I would not mind advertisements at all if it were just some benign commercial selling you insurance with zero agenda...stuff like in the 90s, normal calm commercials that are inoffensive and chill.
Now commercials literally make me angry.
It's funny because I listen to AM radio now because Anthony Cumia is on WABC 77, and because it's a conservative station with likely an older audience, one of the commercials is one of Ryan Reynolds mobile phone commercials that I've seen on TV, only here, he talks in a calm, relaxing tone, like how I remember commercials being when I'd visit my grandparents.
He tones down his "ryan reynolds-ness" for the sake of catering to a different demographic, which lets me know that advertisers know how to be less obnoxious, they just choose not to.
Dude, me and you have the same cut-off year!
That's my cutoff year in theory, but in practice I pretty much only ever watch things from like 2005 and earlier.
Late 60s to the end of the 90s is my Goldilocks zone and it's rare I watch something else.
So many great films from that era that I haven't seen yet.
What tipped you off...was it the "you don't deserve my chaiiild....(cut to her walking like the strong independent empowered black woman that she is)....she comes from a long line of revolutionaries (cut to various BLM type montages, bombs, police in riot gear).
Ditto on Shooter. Great movie.
Yeah, that was actually a movie we watched in the screenwriting class I took in high school.
It definitely fell susceptible to that trend, but I remember just about every movie me and my mom would walk out of for a pretty long period we'd go "it wasn't bad, but I hate the shaky cam....I can't make out the action and it gives me a headache". Shaky cam was a plague on movies for way too long and I'm glad it's been abandoned at this point. As someone pointed out, John Wick helped a lot.
As for the grittiness, to me it's an acting style that we've never really gotten away from since I'd say the Lord of the Rings trilogy.
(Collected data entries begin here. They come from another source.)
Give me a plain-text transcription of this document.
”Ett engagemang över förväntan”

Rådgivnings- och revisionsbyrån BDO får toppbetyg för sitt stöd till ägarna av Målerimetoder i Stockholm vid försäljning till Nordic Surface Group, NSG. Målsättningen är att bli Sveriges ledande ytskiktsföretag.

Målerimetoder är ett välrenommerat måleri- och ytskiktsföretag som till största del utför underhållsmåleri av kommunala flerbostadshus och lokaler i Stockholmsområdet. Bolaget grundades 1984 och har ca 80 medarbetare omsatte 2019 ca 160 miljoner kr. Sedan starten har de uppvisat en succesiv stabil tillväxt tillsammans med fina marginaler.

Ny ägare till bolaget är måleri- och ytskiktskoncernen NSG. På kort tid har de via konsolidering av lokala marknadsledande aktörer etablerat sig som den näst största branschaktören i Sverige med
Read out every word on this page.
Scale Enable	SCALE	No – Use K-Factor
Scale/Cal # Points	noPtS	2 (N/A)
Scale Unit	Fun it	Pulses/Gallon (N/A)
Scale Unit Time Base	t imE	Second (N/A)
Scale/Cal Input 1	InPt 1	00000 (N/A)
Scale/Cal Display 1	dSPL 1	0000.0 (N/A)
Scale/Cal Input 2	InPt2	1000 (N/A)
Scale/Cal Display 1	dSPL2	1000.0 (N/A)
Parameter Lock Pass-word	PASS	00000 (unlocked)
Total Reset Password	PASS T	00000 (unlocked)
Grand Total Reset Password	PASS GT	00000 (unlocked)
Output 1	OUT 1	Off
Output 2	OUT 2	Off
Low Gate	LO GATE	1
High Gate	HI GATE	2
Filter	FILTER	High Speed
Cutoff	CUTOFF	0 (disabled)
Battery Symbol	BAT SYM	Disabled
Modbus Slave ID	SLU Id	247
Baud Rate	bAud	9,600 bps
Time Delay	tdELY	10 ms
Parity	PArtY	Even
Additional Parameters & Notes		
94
I know I'll get crap for saying this, but I think the Lord of the Rings was a big milestone in changing the style of acting in movies and not for the better.
Acting now tries to "sell a realism" instead of trying to sell their character.
There's a great middle ground between absurdely expresssionistic acting like the silent film era, and attempts at gritty realism, and I feel that the perfect middle ground was between the 1960s - 1990s.
They dialed it down to an artform where you believed the reality because they expressed the character properly.
Indiana Jones isn't like any person you've ever met, and that's why you believe him, because it sells the reality comes about by seeing a very specific personality expressed on screen as good as possible.
If they tried to make Indiana Jones talk and act like "realism" you'd get something that feels less real. This is a difficult concept to convey because acting is so subjective, but a writer, director and actors attempt to sell "realism" doesn't feel as real as when a writer, director and actor each do their job to sell "wonder" and "movie magic".
Yeah, that's the thing I like about Bourne 1 is the girl is one of the few women characters in movies that I like. Cute in that distinctly European way, and the soundtrack and fashion styles and editing feels very early 2000s/late 90s and the action wasn't shaky cam.
So it's an enjoyable watch for feeling like a time capsule even if it's not remotely a go-to movie for me.
But where that first one felt like that short period of when we had cultural specificity, and decade uniqueness, the sequels feel like that monolithic culture that doesn't feel distinct that's been the same for like 20 years now.
Like Bourne supremacy feels like basically any movie from the 2010s unlike the first Bourne which did feel like an early 2000s movie (which is a good thing)
He’s almost always right. Where he’s wrong is scale, degrees, and single-mindedness.
But the problem of feminism is NEARLY impossible to over-state. As I saw someone say a few weeks ago, feminism is the final boss for the west.